La nostra tv si è polverizzata. E non intesa come quella fisica, che al Mobile World Congress di Barcellona conferma la sua espansione verso dimensioni (anche di salotti) una volta impensabili, ma nei contenuti di cui usufruiamo tutti i giorni. Abbiamo abbonamenti su abbonamenti che ci riempiono di film, spettacoli, sport e quant’altro, ma spesso non sappiamo cosa decidere alla fine quando è il momento di fare una scelta. Così, la parola d’ordine è aggregare.
Fin qui han cominciato le Big Tech, Google e Amazon in testa, a fare selezione da offrire sulle loro piattaforme. Ma adesso il passaggio obbligato è democratizzare, ma – soprattutto – far monetizzare chi li offre, soprattutto quando non sono in grado di farcela da solo. La scommessa si vede allo stand di Rakuten, uno dei player meglio conosciuti sulle Smart tv delle nostre case. Da 15 anni attiva in Europa come offerta in streaming, non è un servizio in abbonamento e offre film e altro con pubblicità. Adesso ha aperto un nuovo servizio chiamato Rakuten Tv Enterprise Services che dà la possibilità ai creator professionali di accedere alla sua tecnologia per aprire nuovi canali di trasmissione: “La gente è un po’ stufa di pagare per poi magari non vedere – spiega il CEO Cédric Dufour -, una tendenza che soprattutto negli Stati Uniti, ma anche in Europa, ha portato molte persone ha chiudere i loro abbonamenti. L’evoluzione del mercato è che nessuno vuole avere impegni, ma spendere soldi quando e quanto vuole”.
Per questo la tendenza è creare appunto aggregatori, nei quali offrire programmi che arrivano da diverse fonti e lasciare poi all’utente la scelta finale. In questo caso però non tutti possono farcela, ed è per questo che la formula Rakuten è quella di aiutare per dividere, in questo caso i ricavi che questa formula produce: “Per esempio: riguardo alla pubblicità noi vediamo che questa viene accettata molto meglio fa chi usufruisce dello streaming – spiega Dofour -, e questo perché è molto più mirata sugli interessi dell’utente. Il problema appunto è costruire il canale giusto e per questo noi offriamo principalmente tre cose: Il nostro vasto catalogo di contenuti che mandiamo in onda, il nostro archivio che viene gestito da un team apposta e la tecnologia. Non solo per quanto riguarda la Tv ma anche app per altri dispositivi. L’utente ormai vuole qualcosa che gli permette di accedere quando e dove vuole, decidendo appunto se vuole investire denaro o meno”.

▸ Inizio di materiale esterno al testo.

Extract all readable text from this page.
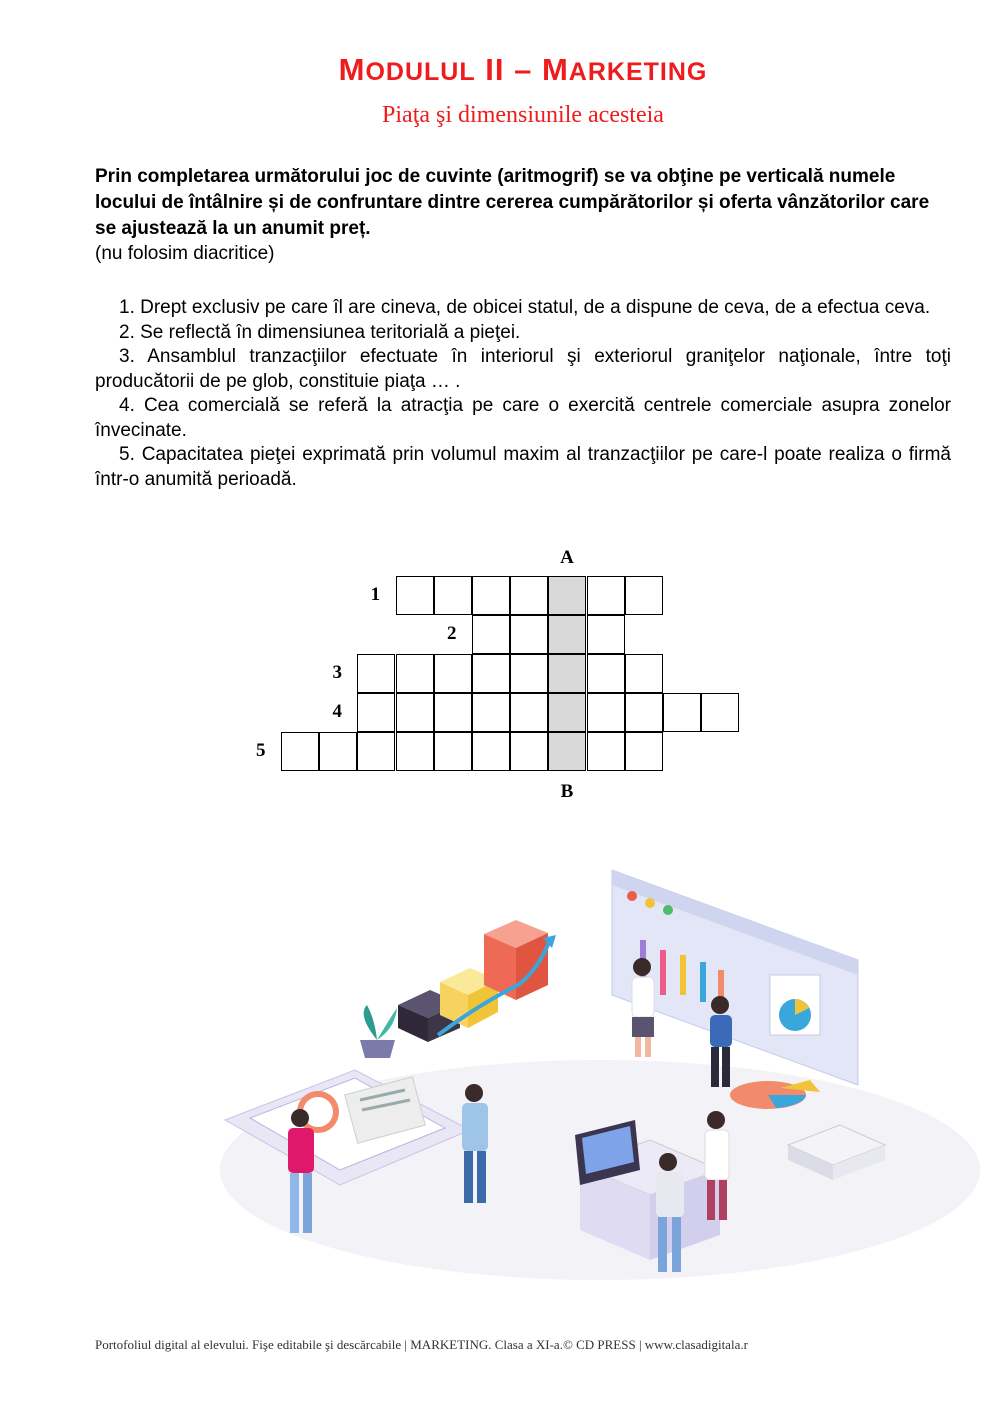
MODULUL II – MARKETING
Piaţa şi dimensiunile acesteia
Prin completarea următorului joc de cuvinte (aritmogrif) se va obţine pe verticală numele locului de întâlnire și de confruntare dintre cererea cumpărătorilor și oferta vânzătorilor care se ajustează la un anumit preț.
(nu folosim diacritice)

1. Drept exclusiv pe care îl are cineva, de obicei statul, de a dispune de ceva, de a efectua ceva.

2. Se reflectă în dimensiunea teritorială a pieţei.

3. Ansamblul tranzacţiilor efectuate în interiorul şi exteriorul graniţelor naţionale, între toţi producătorii de pe glob, constituie piaţa … .

4. Cea comercială se referă la atracţia pe care o exercită centrele comerciale asupra zonelor învecinate.

5. Capacitatea pieţei exprimată prin volumul maxim al tranzacţiilor pe care-l poate realiza o firmă într-o anumită perioadă.

A
B
1
2
3
4
5
Portofoliul digital al elevului. Fişe editabile şi descărcabile | MARKETING. Clasa a XI-a.© CD PRESS | www.clasadigitala.r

È dunque la tv sempre più personalizzata, lontano da quella generalista che bisogna subire più che vivere. Anche se, spiegano a Rakuten, anche le emittenti tradizionali hanno la loro importanza: “Da loro possiamo accedere a un sacco di contenuti a cui dare nuova vita. Sono essenziali per il nostro obbiettivo”. Insomma: basta zapping tra piattaforme, che si voglia un film di successo che arriva dal grande schermo e accedere alle news sullo smartphone, la soluzione per lo spettatore dev’essere facile e immediata. Per questo il servizio aiuta i grandi, ma anche i piccoli che non hanno la possibilità di sviluppare i propri canali. E, da Barcellona, anche le Telco, ovvero gli operatori telefonici che stanno inserendo anche i servizi streaming nella loro offerta: “In Spagna ha cominciato Orange, ma siamo già in contatto con altre realtà”.
E i content creator? Ci sarà un futuro anche per loro, magari, ma – come spiega ancora Dofour – “resta che la parola d’ordine sia qualità: l’utente tv ormai non accetta più contenuti senza appeal, per cui se decideremo di aprire anche a clienti
più consumer non derogheremo comunque dall’obbiettivo di offrire programmi di livello”. D’altronde, si diceva una volta, dividi et impera. E se vincerà appunto la qualità, quello della nuova Tv sarà un impero illuminato.